The life insurance industry is voicing deep concern about provisions dealing with deferred compensation that were added to legislation raising the minimum wage that was reported out of the Senate Finance Committee last week.
“The Association for Advanced Life Underwriting is concerned about these provisions and is communicating its concern to Congress,” said Tom Korb, vice president for public and policy affairs. “We have also helped call attention to these issues among a variety of pension-sensitive stakeholders in Washington.”
The legislation was approved by voice vote Jan. 17 with little debate. The 2 provisions would sharply limit deferred compensation plans for executives.
They were included as revenue-raisers to pay for the small business tax incentives that the Senate plans to attach to the minimum wage bill, Korb said.
At the same time, other lobbyists and congressional staffers cautioned that Rep. Charles Rangel, D-N.Y., chairman of the House Ways and Means Committee, has said he does not want any tax provisions added to the House minimum wage bill, according to several industry officials.

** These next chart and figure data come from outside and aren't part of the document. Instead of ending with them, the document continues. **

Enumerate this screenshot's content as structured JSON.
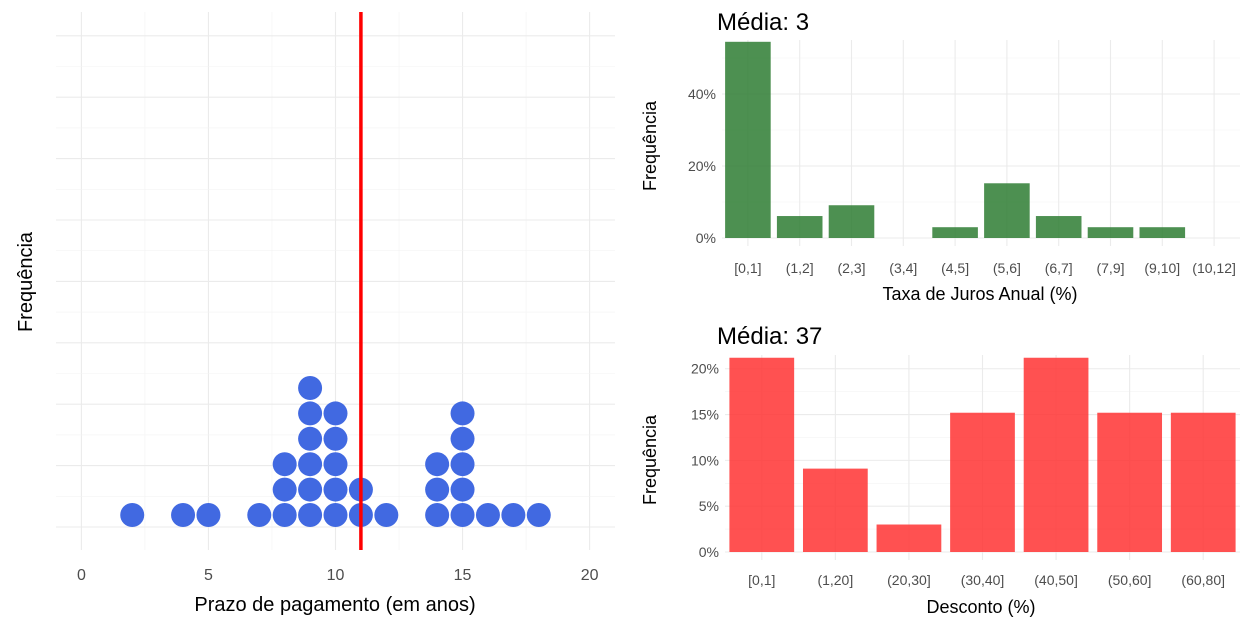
{
  "chart_data": [
    {
      "type": "dotplot",
      "xlabel": "Prazo de pagamento (em anos)",
      "ylabel": "Frequência",
      "xlim": [
        -1,
        21
      ],
      "xticks": [
        0,
        5,
        10,
        15,
        20
      ],
      "dot_color": "#4169E1",
      "mean_line": {
        "value": 11,
        "color": "#FF0000"
      },
      "x": [
        2,
        4,
        5,
        7,
        8,
        9,
        10,
        11,
        12,
        14,
        15,
        16,
        17,
        18
      ],
      "counts": [
        1,
        1,
        1,
        1,
        3,
        6,
        5,
        2,
        1,
        3,
        5,
        1,
        1,
        1
      ]
    },
    {
      "type": "bar",
      "title": "Média: 3",
      "xlabel": "Taxa de Juros Anual (%)",
      "ylabel": "Frequência",
      "color": "#2E7D32",
      "categories": [
        "[0,1]",
        "(1,2]",
        "(2,3]",
        "(3,4]",
        "(4,5]",
        "(5,6]",
        "(6,7]",
        "(7,9]",
        "(9,10]",
        "(10,12]"
      ],
      "values": [
        0.545,
        0.061,
        0.091,
        0,
        0.03,
        0.152,
        0.061,
        0.03,
        0.03,
        0
      ],
      "ylim": [
        0,
        0.55
      ],
      "yticks": [
        0,
        0.2,
        0.4
      ],
      "ytick_labels": [
        "0%",
        "20%",
        "40%"
      ]
    },
    {
      "type": "bar",
      "title": "Média: 37",
      "xlabel": "Desconto (%)",
      "ylabel": "Frequência",
      "color": "#FF3333",
      "categories": [
        "[0,1]",
        "(1,20]",
        "(20,30]",
        "(30,40]",
        "(40,50]",
        "(50,60]",
        "(60,80]"
      ],
      "values": [
        0.212,
        0.091,
        0.03,
        0.152,
        0.212,
        0.152,
        0.152
      ],
      "ylim": [
        0,
        0.215
      ],
      "yticks": [
        0,
        0.05,
        0.1,
        0.15,
        0.2
      ],
      "ytick_labels": [
        "0%",
        "5%",
        "10%",
        "15%",
        "20%"
      ]
    }
  ]
}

Regarding the provisions, Korb said, “For public and private companies alike, one new provision would restrict the amount that can be deferred annually.”
It was designed to deal with public anger about huge pay packages, but Korb, speaking on behalf of insurance underwriters as well as agents, said that “while a few individuals would be permitted to defer as much as $1 million, the new rules would limit deferrals to far less than that for the vast bulk of individuals.”

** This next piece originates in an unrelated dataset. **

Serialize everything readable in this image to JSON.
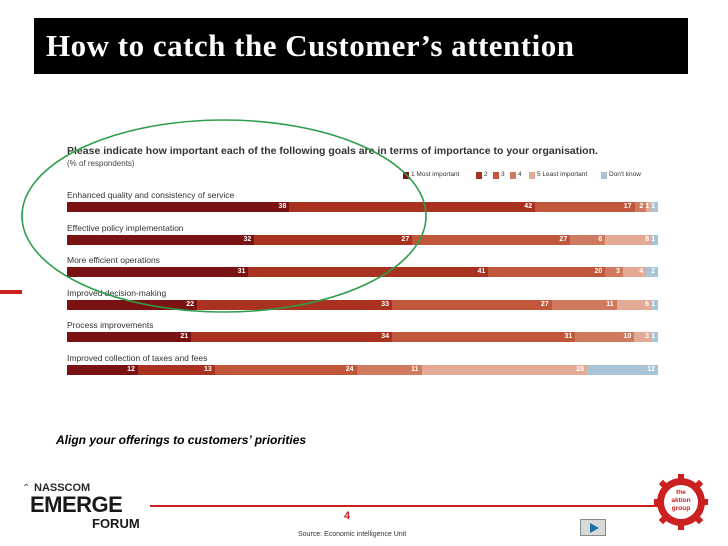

The provision capping deferred compensation at $1 million is “administratively cumbersome,” Korb said, and violation of its technical terms could result in the immediate taxation of amounts that were legitimately deferred in past years.
“For public companies, in some circumstances, a second proposal would have the effect of limiting corporate deductions when compensation is paid out to executives after they retire,” Korb said, noting that both provisions would have a “significant” retroactive impact.